An upcoming BBC documentary is set to highlight the remarkable story of Albert Goering — the brother of Nazi minister and air force chief Hermann Goering — who is said to have saved hundreds of Jews and political dissidents during World War II.
However, despite the evidence pointing to Albert’s efforts to enable Jewish people and others to escape the Nazis, he is not in line for nomination as a Righteous Among the Nations, the highest honor bestowed by the Yad Vashem Holocaust Memorial in Jerusalem, Israel’s official Holocaust institute.
“There are indications that Albert Goering had a positive attitude to Jews and that he helped some people, but we do not have sufficient proof, i.e., primary sources, showing that he took extraordinary risks to save Jews from danger of deportation and death,” Yad Vashem told The Times of Israel on Monday.
Reports by the Gestapo, US Army interrogation records and survivor testimonies suggest that the younger Goering risked his life to save victims of the Nazi regime by obtaining exit permits for Jews and transferring their assets out of Germany. For instance, he is said to have secured the release of his Jewish former boss Oskar Pilzer, and to have helped Pilzer and his family escape from Germany. There is evidence Albert Goering also used his family connections to help get Jewish prisoners out of concentration camps, and to prevent the Gestapo from investigating his activities.
Veteran BBC journalist Gavin Esler details Albert Goering’s remarkable story in a Radio 4 program being broadcast on Wednesday, which is International Holocaust Remembrance Day. In a preview account of his personal interest in the Goering family history published by the Daily Mail on Sunday, Esler reported a remarkable anecdote — that Albert Goering’s father was Jewish, the result of an adulterous affair between his mother, Fanny, and Hermann von Epenstein, a doctor and businessman.
Fanny’s husband, Heinrich, was in the German diplomatic service, where he served as the consul in Haiti and as the governor-general of the German protectorate in German South-West Africa — modern-day Namibia.

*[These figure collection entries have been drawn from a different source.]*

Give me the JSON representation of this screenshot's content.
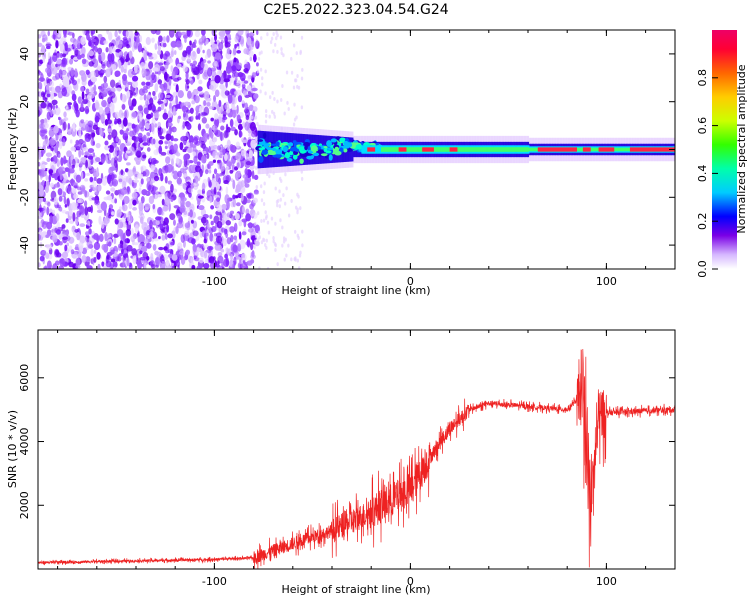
{
  "title": "C2E5.2022.323.04.54.G24",
  "chart_data": [
    {
      "type": "heatmap",
      "xlabel": "Height of straight line (km)",
      "ylabel": "Frequency (Hz)",
      "xlim": [
        -190,
        135
      ],
      "ylim": [
        -50,
        50
      ],
      "xticks": [
        -100,
        0,
        100
      ],
      "yticks": [
        -40,
        -20,
        0,
        20,
        40
      ],
      "colorbar": {
        "label": "Normalized spectral amplitude",
        "range": [
          0,
          1
        ],
        "ticks": [
          "0.0",
          "0.2",
          "0.4",
          "0.6",
          "0.8"
        ],
        "tick_values": [
          0,
          0.2,
          0.4,
          0.6,
          0.8
        ]
      },
      "features": {
        "noise_region_x": [
          -190,
          -78
        ],
        "signal_line_freq_hz": 0,
        "signal_start_x": -78
      }
    },
    {
      "type": "line",
      "xlabel": "Height of straight line (km)",
      "ylabel": "SNR (10 * v/v)",
      "xlim": [
        -190,
        135
      ],
      "ylim": [
        0,
        7500
      ],
      "xticks": [
        -100,
        0,
        100
      ],
      "yticks": [
        2000,
        4000,
        6000
      ],
      "color": "#ee2222",
      "trend": {
        "x": [
          -190,
          -100,
          -80,
          -60,
          -40,
          -20,
          0,
          10,
          20,
          30,
          40,
          60,
          80,
          88,
          92,
          96,
          100,
          135
        ],
        "y": [
          200,
          300,
          350,
          800,
          1200,
          1800,
          2500,
          3500,
          4400,
          5000,
          5200,
          5100,
          5000,
          5500,
          2000,
          4800,
          4900,
          5000
        ]
      }
    }
  ]
}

Epenstein acted as guardian for the family while Heinrich was away carrying out his duties abroad.
Kesler wrote that Albert’s only daughter, Elizabeth Goering Klasa, has claimed her father told her mother he was not Heinrich’s son but the progeny of Epenstein, making Hermann his half-brother.
The revelation adds a twist to Albert’s wartime heroics, since under the Nazis’ genocidal anti-Semitic doctrine, having just one Jewish grandparent was enough to condemn a person as being intolerably Jewish.

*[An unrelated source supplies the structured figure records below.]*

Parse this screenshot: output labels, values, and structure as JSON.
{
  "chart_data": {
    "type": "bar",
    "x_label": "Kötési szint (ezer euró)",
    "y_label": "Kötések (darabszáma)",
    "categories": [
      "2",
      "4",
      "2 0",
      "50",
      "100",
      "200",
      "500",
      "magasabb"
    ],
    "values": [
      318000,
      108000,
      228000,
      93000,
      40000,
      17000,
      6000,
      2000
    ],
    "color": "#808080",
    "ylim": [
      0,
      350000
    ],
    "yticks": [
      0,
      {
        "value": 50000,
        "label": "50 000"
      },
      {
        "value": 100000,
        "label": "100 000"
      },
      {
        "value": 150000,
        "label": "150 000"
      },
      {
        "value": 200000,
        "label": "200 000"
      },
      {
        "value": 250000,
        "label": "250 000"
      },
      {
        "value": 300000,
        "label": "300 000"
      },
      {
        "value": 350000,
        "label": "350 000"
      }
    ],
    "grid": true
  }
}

Explaining why it was not ready to honor Albert Goering, Yad Vashem told The Times of Israel that “the title of Righteous Among the Nations is awarded by a special commission, comprised of Holocaust survivors, researchers and historians, and chaired by a retired Supreme Court justice, which operates according to a well-defined set of criteria and rules.
“Each rescue story is carefully examined to see whether it meets the criteria, the most basic of which is that a person risked his/her life to save Jews from deportation and murder. The stories must be substantiated with survivor testimony or archival documentation of the period. Only such documentation, i.e., primary sources, can provide a basis for recognition.

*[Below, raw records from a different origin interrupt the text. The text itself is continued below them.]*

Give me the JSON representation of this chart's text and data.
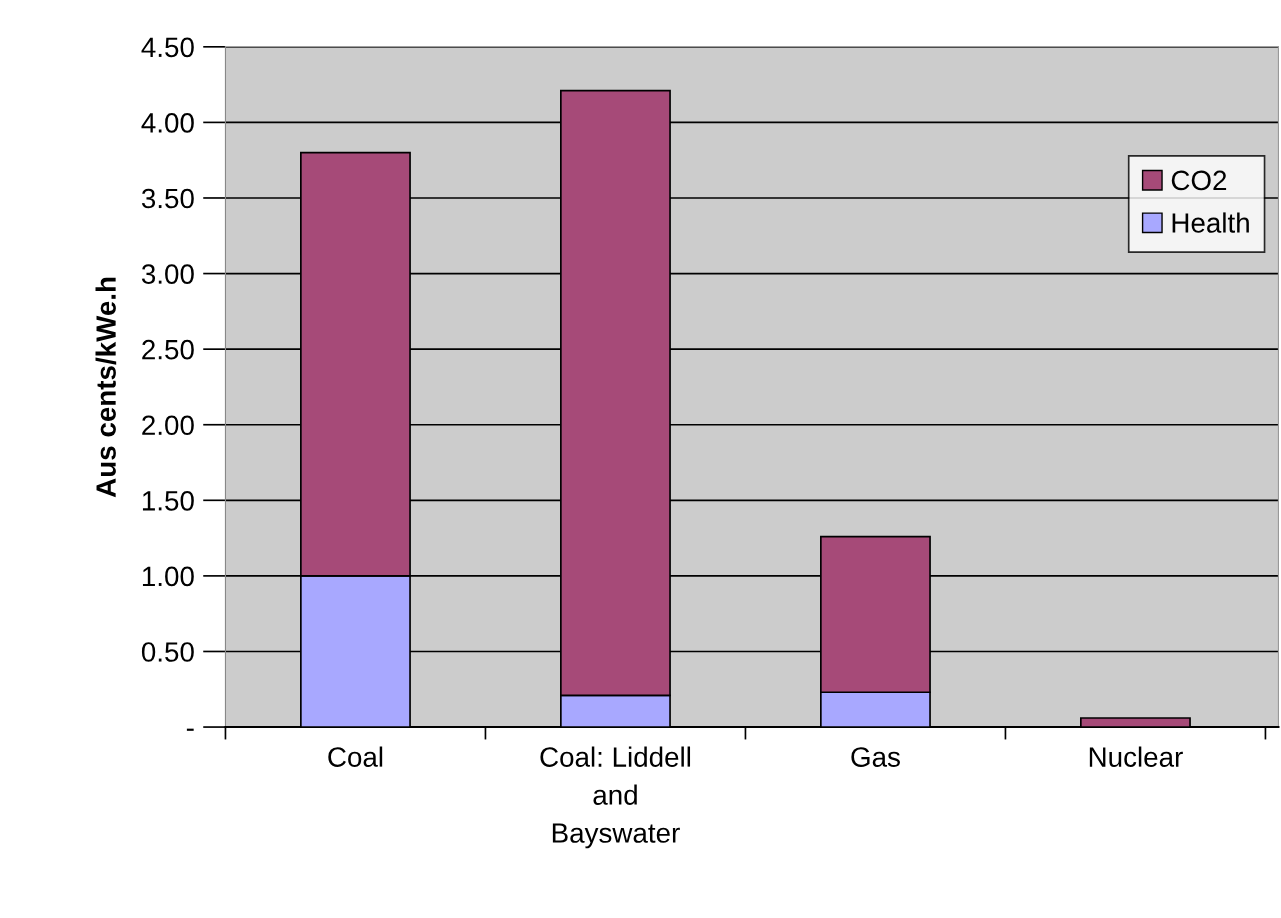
{
  "chart_data": {
    "type": "bar",
    "stacked": true,
    "ylabel": "Aus cents/kWe.h",
    "categories": [
      "Coal",
      "Coal: Liddell\nand\nBayswater",
      "Gas",
      "Nuclear"
    ],
    "series": [
      {
        "name": "Health",
        "color": "#a8a8ff",
        "values": [
          1.0,
          0.21,
          0.23,
          0.0
        ]
      },
      {
        "name": "CO2",
        "color": "#a64a78",
        "values": [
          2.8,
          4.0,
          1.03,
          0.06
        ]
      }
    ],
    "ylim": [
      0,
      4.5
    ],
    "yticks": [
      {
        "value": 0,
        "label": "-"
      },
      {
        "value": 0.5,
        "label": "0.50"
      },
      {
        "value": 1.0,
        "label": "1.00"
      },
      {
        "value": 1.5,
        "label": "1.50"
      },
      {
        "value": 2.0,
        "label": "2.00"
      },
      {
        "value": 2.5,
        "label": "2.50"
      },
      {
        "value": 3.0,
        "label": "3.00"
      },
      {
        "value": 3.5,
        "label": "3.50"
      },
      {
        "value": 4.0,
        "label": "4.00"
      },
      {
        "value": 4.5,
        "label": "4.50"
      }
    ],
    "grid": "y",
    "legend": "top right"
  }
}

“Thus far, Yad Vashem has not received any documentation that may enable this case [Albert Goering’s] to be presented to the commission.”
Yad Vashem noted that “books or articles are works of analysis and interpretation and therefore cannot be used for the purpose of recognition as Righteous.”
After the war, Albert Goering spent two years in prison while Allied authorities sorted out his story.
His older brother, who led Germany’s air force during the war and was the second-highest-ranking Nazi tried at Nuremberg, committed suicide in 1946, on the night before he was due to be hanged.
It has been reported that the younger Goering, burdened by his notorious family name and legacy, became depressed and alcoholic following the war. He died in 1966.
More than 26,000 people have been designated “Righteous Among the Nations,” the most famous being Oskar Schindler, whose efforts to save more than 1,000 Jews were documented in Steven Spielberg’s 1993 film “Schindler’s List,” and Raoul Wallenberg, a Swedish diplomat who is credited with having saved at least 20,000 Jews before mysteriously disappearing.
Times of Israel staff contributed to this report.